Namun hampir seminggu sejak kabar tersebut mencuat, pihak manajemen belum memberikan pernyataan resmi apa pun mengenai penyebab wafatnya sang direktur utama.
Kekosongan informasi ini membuat publik hanya bisa menebak-nebak.
Sebelum ada klarifikasi perusahaan, kabar mengenai kondisi terakhir Yusuf beredar dari sumber internal.

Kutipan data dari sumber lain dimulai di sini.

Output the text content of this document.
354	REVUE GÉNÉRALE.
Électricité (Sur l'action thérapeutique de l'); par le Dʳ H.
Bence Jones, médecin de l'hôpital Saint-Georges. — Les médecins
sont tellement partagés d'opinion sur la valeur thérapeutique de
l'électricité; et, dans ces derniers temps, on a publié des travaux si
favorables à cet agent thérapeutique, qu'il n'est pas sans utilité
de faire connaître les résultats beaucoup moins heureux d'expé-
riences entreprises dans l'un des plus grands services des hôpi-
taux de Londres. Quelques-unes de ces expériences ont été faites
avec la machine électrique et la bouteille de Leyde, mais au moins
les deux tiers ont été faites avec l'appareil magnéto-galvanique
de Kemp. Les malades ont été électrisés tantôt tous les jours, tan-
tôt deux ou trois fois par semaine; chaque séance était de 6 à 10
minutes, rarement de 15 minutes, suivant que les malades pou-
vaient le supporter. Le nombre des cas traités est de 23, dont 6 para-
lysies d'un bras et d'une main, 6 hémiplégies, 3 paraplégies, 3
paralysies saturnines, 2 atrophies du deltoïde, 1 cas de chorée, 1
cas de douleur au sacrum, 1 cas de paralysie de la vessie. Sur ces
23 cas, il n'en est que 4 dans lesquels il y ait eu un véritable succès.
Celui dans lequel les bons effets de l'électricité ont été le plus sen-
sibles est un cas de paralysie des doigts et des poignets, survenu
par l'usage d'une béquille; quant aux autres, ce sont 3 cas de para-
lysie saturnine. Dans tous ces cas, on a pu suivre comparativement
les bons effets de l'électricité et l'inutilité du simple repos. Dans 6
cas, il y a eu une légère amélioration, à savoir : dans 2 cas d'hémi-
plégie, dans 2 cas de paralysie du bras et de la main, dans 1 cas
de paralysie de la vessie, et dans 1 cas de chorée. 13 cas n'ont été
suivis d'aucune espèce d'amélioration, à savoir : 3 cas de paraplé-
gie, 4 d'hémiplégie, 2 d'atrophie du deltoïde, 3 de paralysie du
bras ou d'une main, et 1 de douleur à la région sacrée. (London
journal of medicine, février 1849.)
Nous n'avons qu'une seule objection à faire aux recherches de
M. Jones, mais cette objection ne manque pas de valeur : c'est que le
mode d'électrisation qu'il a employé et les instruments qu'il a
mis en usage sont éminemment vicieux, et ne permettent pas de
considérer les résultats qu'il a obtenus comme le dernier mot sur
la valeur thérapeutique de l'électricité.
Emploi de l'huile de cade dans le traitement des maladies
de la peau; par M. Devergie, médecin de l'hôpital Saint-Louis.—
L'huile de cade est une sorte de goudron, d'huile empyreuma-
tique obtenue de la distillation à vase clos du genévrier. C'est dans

Seorang individu yang mengetahui langsung kejadian itu menyebut bahwa Yusuf mengalami kecelakaan ketika bermain golf satu hari sebelum meninggal dunia.
“Itu murni kecelakaan,” kata sumber tersebut.
Ia menjelaskan bahwa bola yang dipukul rekan Yusuf melenceng dan mengenai bagian tubuh yang sensitif, menyebabkan cedera serius.
Yusuf sempat mendapat penanganan medis, tetapi nyawanya tidak dapat diselamatkan.
Identitas rekan bermain maupun lokasi kejadian tidak diungkapkan lebih detail.
Baca Juga: Diamnya Perusahaan, Ramainya Publik: Misteri Meninggalnya Dirut BJB yang Belum Terjawab
Plt Dirut BJB Ayi Subarna Pilih Bungkam
Setelah rumor semakin ramai, publik mulai mempertanyakan siapa saja yang berada di lapangan golf pada Kamis, 13 November 2025.
Salah satu sosok yang disebut-sebut adalah Pelaksana Tugas Direktur Utama BJB, Ayi Subarna.
Namun ketika dimintai klarifikasi, Ayi tidak memberikan jawaban.